The African Centre’s eight inter-related human rights programmes are:

Human Rights Procedures: to increase awareness in Africa of the international human rights procedures, with the aim of increasing the flow of information between African human rights groups and the international machinery. Activities in this area include training courses for activists and academics, publishing papers on UN procedures with an African focus.

Research: to conduct. commission and publish reliable and objective research about human rights in Africa; subjects include AIDS and the African Charter, national human rights institutions in Africa, and a survey of prison conditions.

Documentation: to build a human rights library and documentation resource available to anyone interested in African human rights. The Documentation Centre welcomes publication exchanges with African and other NGOs.

Publications: to publish a regular, bilingual Newsletter and series of Occasional Papers on African human rights.

Training and Education: to organize training seminars (past courses include a seminar for upper-level magistrates from five francophone West African countries), conduct a review of human rights education in Africa and prepare for an annual human rights course.

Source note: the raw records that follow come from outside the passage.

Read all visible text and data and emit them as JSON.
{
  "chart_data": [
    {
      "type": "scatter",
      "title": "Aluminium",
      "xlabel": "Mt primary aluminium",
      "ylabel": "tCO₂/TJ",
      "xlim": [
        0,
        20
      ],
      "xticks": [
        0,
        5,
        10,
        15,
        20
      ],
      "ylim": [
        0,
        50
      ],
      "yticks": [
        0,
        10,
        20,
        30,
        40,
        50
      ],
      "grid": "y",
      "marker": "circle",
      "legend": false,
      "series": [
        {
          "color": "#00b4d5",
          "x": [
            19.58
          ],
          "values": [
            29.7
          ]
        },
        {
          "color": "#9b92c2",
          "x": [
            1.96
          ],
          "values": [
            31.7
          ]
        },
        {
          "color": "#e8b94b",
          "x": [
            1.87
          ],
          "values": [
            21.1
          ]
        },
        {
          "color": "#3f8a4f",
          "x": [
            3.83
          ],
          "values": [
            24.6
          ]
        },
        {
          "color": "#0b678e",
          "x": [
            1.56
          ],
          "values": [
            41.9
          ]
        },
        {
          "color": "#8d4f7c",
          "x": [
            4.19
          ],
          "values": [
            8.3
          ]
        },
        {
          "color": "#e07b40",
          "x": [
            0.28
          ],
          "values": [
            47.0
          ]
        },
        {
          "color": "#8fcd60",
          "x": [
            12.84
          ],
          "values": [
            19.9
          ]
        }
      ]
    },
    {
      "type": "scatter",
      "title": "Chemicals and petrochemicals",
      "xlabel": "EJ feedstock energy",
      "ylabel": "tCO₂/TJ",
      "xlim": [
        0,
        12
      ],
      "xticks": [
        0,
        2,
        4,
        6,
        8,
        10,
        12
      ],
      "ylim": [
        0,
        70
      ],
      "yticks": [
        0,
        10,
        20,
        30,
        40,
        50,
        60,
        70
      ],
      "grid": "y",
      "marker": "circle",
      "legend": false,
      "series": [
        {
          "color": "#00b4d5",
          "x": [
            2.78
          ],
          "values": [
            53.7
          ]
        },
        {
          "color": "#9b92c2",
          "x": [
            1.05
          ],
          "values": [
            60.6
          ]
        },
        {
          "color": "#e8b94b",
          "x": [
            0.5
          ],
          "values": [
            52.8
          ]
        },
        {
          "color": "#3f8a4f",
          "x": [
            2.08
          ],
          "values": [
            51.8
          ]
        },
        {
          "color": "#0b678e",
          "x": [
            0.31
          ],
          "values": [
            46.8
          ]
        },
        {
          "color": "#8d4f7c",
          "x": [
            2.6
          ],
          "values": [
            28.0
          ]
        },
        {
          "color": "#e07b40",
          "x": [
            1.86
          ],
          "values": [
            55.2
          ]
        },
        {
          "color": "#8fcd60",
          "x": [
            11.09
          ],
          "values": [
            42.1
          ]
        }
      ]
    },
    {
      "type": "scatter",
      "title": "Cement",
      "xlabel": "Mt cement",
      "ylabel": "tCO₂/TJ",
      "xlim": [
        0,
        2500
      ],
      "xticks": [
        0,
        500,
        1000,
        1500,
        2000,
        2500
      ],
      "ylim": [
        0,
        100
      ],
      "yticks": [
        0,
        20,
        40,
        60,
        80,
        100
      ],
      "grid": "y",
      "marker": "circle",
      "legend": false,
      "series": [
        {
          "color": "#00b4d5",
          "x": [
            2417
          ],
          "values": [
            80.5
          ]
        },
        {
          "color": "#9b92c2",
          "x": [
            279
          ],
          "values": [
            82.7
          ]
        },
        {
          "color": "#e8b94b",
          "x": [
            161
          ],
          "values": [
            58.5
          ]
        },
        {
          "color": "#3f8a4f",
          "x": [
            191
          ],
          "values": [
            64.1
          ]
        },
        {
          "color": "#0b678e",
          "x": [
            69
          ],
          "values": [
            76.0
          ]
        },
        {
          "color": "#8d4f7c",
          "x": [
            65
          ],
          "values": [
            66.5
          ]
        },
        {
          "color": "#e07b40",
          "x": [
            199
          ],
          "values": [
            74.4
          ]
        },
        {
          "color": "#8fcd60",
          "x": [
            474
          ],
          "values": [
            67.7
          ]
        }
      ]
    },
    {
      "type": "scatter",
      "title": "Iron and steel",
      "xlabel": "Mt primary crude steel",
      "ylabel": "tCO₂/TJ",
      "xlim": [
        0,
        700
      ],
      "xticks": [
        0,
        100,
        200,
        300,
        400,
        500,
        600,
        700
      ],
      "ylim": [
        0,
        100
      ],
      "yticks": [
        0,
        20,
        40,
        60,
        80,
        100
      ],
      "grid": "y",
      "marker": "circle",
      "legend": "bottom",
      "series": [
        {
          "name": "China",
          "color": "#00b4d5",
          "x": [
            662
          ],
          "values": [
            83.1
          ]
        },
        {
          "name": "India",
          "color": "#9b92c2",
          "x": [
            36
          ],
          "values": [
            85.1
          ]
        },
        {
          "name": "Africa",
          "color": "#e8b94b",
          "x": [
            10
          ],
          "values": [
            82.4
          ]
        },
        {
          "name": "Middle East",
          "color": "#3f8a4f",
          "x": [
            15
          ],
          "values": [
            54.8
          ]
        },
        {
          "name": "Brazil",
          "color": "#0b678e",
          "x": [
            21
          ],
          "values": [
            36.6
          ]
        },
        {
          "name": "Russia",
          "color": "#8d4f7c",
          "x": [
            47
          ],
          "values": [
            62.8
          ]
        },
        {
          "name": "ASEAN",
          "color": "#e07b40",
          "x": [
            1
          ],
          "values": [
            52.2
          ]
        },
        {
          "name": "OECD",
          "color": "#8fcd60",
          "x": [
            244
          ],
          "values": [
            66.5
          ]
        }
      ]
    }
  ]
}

Internship Programme: to enable African and other interns to learn from and contribute to the work of the African Centre.  Women’s Programme: to address specific issues of “women’s rights as human rights”. The thrust of this programme takes off from the awareness that the recognition of women’s rights is central to setting Africa to rights realising the crucial role women play in the social and cultural processes in the lives of communities on the continent.

African NGO Networking and Institution Building: to coordinate and promote the activities of African human rights NGOs and to  assist in building their resources, capacities and contacts for more effective work in their areas of operation. This programme was created at the Tunis forum in March 1992 by the African NGOs themselves recognising the centrality of the African Centre as the clearing house.